Since you've chosen to use Wall Street's donation behavior as a key heuristic for assessing the President (I wouldn't, but to each his own...) I'm sure you'll come around on this one.

Their response is rational, and a testament to the toothlessness of Dodd-Frank. ("no re-regulation"?)

- -

There's no contradiction between what Krugman is saying and what other economists are saying. Krugman's thesis is that the stimulus was insufficient to spur a vigorous recovery. Granted, and obviously the case. Others say that it was sufficient to blunt the worst impact of the recession. Also true. You (and he) are again exhibiting Chaitian liberal defeatism. Nothing short of perfect will ever be better than failure to you people. ("and their presidents fail in essentially the same ways: He is too accommodating, too timid, too unwilling or unable to inspire the populace")

The stimulus is what it is, and the quantitative estimates are reasonably consistent.

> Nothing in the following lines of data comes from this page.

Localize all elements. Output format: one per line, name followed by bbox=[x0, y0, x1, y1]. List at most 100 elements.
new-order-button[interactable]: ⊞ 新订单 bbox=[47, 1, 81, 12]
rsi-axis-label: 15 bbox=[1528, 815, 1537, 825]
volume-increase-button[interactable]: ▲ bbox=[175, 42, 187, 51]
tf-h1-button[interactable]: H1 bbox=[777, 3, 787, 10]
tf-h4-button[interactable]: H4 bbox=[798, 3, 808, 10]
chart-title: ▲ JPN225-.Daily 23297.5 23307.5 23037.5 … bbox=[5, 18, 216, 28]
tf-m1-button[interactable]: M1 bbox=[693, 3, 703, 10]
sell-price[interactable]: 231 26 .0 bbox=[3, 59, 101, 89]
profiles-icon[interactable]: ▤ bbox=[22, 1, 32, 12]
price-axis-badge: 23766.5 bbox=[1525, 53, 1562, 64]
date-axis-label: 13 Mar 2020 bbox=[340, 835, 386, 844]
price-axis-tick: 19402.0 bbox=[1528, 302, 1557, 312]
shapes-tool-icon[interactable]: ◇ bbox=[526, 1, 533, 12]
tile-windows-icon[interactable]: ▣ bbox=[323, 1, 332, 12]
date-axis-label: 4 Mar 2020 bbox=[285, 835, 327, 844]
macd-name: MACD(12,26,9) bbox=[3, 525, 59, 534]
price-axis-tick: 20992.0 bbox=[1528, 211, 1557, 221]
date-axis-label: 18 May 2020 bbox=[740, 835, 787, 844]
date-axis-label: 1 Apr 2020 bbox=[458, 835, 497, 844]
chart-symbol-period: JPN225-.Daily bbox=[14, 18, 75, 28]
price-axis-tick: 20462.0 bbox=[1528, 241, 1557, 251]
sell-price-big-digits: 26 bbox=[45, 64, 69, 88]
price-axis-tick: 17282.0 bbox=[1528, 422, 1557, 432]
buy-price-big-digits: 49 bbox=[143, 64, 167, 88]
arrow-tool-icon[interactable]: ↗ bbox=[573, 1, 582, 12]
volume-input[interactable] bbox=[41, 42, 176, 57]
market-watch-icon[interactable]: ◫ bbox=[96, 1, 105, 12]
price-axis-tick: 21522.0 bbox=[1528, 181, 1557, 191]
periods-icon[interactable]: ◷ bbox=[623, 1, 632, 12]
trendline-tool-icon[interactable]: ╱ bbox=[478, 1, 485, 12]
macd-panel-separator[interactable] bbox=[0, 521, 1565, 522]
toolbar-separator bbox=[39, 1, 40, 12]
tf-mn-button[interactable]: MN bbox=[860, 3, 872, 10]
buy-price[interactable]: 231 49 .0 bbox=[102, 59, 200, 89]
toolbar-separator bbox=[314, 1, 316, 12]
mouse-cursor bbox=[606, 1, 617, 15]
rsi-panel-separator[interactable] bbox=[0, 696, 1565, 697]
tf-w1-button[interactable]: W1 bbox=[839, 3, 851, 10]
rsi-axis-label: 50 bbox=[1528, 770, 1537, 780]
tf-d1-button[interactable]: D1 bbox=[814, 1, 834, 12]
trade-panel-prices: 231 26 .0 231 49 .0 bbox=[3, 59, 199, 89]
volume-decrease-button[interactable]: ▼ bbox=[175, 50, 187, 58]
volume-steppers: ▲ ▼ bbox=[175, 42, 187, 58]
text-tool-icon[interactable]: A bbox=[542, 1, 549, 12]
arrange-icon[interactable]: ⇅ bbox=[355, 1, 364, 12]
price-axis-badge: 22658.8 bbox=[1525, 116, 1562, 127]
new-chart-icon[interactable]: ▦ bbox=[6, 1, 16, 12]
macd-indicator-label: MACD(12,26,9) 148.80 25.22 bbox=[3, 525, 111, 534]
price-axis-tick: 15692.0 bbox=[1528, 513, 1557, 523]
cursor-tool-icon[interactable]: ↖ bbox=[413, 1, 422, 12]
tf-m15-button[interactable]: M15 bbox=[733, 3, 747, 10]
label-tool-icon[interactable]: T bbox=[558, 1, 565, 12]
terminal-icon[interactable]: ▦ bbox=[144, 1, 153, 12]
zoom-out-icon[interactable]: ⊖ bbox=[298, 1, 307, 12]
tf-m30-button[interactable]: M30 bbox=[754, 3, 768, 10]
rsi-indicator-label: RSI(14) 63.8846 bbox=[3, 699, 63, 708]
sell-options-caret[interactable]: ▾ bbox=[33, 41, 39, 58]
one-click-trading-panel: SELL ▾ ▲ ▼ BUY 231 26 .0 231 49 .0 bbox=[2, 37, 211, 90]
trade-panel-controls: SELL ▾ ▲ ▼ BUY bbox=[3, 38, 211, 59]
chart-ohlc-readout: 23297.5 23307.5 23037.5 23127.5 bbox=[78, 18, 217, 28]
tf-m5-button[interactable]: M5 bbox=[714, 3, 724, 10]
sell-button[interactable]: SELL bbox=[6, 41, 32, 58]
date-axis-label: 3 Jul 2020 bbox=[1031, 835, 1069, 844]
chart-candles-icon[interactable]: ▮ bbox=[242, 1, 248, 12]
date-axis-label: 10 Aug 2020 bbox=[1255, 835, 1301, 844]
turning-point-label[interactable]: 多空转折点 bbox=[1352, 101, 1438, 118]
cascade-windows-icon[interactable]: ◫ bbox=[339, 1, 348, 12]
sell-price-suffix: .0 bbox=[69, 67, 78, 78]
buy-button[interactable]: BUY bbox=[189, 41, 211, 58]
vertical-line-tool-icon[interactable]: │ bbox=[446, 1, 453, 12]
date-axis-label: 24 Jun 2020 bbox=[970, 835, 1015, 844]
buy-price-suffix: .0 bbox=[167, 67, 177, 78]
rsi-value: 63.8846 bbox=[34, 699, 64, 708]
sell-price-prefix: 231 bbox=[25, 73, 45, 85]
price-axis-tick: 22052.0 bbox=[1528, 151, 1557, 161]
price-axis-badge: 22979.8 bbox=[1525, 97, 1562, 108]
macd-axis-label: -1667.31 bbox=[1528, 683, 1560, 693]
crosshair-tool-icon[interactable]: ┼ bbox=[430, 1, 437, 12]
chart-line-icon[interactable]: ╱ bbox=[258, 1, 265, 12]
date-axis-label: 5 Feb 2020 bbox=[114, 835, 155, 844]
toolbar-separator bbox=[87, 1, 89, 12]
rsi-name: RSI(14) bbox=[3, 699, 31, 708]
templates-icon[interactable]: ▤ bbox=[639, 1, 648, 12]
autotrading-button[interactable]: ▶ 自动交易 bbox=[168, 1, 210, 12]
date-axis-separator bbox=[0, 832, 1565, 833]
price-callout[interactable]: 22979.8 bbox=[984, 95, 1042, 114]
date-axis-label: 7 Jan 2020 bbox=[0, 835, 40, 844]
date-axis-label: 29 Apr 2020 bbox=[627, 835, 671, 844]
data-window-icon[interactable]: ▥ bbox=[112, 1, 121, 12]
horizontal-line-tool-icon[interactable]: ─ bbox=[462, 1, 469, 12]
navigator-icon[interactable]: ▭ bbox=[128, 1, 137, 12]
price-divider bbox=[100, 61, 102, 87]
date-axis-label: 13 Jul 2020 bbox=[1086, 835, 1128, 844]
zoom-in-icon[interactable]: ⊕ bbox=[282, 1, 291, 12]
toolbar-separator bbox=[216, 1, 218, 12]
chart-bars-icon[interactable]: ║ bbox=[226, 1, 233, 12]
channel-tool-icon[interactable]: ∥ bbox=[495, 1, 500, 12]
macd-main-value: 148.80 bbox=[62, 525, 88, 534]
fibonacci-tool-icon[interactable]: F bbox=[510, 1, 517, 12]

We'd be much worse off without it. It is what it is. It ain't "Handouts for Democratic Party contributors."

- -

That's probably about all I have to say about this. I'm sure you have more Chaitian liberal doom-cant for me, and I've enjoyed wading through it to this point (thank you.) This is about all I have the energy for.

21   MisdemeanorRebel   @   2012 Jan 17, 10:14pm  

msilenus says

Nothing short of perfect will ever be better than failure to you people.

As I said earlier, all I care about is the earnest attempts to do this, even if it fails. I can get behind a try. I'll take a Truman, I don't need an FDR. But not a Clinton.

msilenus says

This is about all I have the energy for.

I agree, this argument is getting grindy.